We watched the dash clock hit midnight, then one a.m. I can’t tell you how much I imagined them finding us frozen solid the next morning and what my parents were going to think. The guys still didn’t show. We worried that something may have happened to them.

Finally at one thirty in the morning one of Teri’s friends recognized the car and stopped. The woman had come into town to pick up her daughter from a sleep over that went badly and was headed home. We hitched a ride back to Leehorn. She cursed Teri the whole way and we heard an earful also.

When we walked through the door to Jenny’s house it was two a.m. Wouldn’t you know, those same two men were sitting at the kitchen table drinking with the group.

I was flabbergasted. Those assholes had gotten more beer and came back to Leehorn. Leaving us with the car. Their defense was that they looked in the car as they drove past and it didn’t look like we were there. So they figured we had hitched a ride. Teri was passed out in her room, totally oblivious.

Jenny screamed that the men were useless assholes and how they were lucky that we weren’t dead or abducted. They didn’t care. Jenny went into her mom’s room and shoved her awake, “Your cars broke down on the side of the road outside of Glinsy. You better get it in the morning, don’t wake me up.
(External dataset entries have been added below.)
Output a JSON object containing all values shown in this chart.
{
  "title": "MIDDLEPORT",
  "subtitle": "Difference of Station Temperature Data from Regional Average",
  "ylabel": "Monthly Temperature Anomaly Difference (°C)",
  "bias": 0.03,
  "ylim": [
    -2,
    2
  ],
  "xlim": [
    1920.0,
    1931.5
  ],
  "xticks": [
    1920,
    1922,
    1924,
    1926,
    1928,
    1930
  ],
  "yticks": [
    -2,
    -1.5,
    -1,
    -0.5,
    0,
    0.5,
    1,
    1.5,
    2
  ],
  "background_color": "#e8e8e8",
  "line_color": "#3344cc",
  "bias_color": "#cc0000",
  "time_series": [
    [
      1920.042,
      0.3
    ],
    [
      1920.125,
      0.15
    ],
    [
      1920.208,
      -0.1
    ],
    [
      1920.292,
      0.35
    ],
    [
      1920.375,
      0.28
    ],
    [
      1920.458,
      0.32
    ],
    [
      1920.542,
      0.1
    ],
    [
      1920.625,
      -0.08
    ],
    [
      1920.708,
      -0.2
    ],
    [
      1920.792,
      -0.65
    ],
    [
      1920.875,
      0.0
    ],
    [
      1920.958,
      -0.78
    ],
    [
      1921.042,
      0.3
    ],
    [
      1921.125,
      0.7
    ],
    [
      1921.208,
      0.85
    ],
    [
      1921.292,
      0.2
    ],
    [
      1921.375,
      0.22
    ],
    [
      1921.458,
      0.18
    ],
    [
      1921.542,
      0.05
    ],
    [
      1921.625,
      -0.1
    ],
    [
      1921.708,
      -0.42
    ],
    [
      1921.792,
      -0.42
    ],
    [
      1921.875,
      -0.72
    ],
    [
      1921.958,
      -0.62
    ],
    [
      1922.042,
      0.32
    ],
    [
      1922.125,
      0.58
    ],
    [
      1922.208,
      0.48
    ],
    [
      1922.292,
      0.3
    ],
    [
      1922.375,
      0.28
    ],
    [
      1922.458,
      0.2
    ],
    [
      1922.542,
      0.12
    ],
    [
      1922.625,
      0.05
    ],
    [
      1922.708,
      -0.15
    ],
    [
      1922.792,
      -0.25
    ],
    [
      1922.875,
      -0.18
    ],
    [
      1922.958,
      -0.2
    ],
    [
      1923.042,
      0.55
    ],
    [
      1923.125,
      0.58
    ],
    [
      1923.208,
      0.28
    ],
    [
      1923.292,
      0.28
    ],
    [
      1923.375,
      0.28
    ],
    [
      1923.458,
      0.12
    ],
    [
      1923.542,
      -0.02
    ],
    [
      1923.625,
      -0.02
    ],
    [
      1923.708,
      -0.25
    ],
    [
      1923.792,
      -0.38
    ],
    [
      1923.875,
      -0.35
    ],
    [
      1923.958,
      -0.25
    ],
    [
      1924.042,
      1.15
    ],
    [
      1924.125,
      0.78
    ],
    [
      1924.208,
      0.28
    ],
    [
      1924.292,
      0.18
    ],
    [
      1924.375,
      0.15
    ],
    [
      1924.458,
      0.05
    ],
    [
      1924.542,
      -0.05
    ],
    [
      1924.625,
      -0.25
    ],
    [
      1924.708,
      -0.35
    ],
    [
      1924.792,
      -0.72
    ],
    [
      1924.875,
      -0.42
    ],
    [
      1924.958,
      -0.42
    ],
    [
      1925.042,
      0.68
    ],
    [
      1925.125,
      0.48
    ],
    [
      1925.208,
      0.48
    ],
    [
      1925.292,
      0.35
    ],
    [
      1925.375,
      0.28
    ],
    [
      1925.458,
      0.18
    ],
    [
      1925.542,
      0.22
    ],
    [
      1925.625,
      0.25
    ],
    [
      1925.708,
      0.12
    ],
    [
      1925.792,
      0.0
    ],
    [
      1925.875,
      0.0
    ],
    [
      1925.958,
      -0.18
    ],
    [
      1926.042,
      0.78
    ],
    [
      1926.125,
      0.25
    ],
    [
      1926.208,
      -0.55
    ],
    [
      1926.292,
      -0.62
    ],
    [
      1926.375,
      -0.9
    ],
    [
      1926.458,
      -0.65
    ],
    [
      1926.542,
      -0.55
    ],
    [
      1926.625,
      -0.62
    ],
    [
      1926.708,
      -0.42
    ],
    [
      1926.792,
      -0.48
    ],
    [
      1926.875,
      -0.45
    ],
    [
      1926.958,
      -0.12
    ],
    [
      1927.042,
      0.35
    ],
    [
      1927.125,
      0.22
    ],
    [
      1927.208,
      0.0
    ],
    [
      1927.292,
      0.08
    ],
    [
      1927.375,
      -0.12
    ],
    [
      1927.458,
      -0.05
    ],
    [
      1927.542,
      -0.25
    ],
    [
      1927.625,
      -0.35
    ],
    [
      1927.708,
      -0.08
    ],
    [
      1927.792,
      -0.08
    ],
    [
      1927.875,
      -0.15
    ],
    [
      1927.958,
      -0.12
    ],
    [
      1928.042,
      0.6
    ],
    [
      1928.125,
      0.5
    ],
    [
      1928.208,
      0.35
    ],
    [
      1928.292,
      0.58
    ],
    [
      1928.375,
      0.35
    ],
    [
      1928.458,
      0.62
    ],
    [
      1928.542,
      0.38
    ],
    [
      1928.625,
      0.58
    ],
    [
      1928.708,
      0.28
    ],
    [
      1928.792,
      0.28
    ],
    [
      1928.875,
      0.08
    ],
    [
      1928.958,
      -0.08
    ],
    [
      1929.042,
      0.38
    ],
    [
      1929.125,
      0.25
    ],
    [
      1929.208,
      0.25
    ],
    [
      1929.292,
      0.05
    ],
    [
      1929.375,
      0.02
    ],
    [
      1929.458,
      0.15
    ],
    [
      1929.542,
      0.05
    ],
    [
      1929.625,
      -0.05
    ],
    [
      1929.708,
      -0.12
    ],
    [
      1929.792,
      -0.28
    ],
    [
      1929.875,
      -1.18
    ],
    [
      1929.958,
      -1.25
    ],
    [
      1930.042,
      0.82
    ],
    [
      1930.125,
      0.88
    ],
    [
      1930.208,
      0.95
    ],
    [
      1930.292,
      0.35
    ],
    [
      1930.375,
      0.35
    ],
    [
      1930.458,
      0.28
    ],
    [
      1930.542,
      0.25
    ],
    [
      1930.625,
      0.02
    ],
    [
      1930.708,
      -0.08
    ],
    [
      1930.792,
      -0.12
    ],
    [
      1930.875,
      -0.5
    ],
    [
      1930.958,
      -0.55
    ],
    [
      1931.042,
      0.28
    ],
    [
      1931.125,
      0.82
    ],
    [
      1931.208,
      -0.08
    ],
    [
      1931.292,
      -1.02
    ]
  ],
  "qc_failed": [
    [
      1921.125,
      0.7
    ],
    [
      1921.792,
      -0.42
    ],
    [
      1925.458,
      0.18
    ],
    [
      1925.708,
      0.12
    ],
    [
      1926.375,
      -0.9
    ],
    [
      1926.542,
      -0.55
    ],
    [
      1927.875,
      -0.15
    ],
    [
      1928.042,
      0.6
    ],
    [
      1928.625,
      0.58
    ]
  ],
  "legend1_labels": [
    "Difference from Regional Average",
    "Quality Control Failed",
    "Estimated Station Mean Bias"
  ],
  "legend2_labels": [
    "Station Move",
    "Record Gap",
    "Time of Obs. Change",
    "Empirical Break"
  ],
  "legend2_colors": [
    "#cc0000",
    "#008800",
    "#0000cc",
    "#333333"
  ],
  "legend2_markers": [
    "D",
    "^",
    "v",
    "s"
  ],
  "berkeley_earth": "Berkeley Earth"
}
I’m going to bed.” She tossed the keys on the bedside table and we locked ourselves in her room and slept till noon. It says something of your home life if you have a deadbolt on the inside of your bedroom door.

Teri got her car towed the next day and it turned out that the transmission was shot. When I heard that I wondered if maybe my cousin had been driving in the wrong gear, but I really didn’t care. That night I was more thankful I had stable parents than I have ever been.

They never heard of it, I wasn’t going to say anything and Teri sure as hell wouldn’t. I figured I didn’t get away with anything though, the experience itself was all the punishment I needed.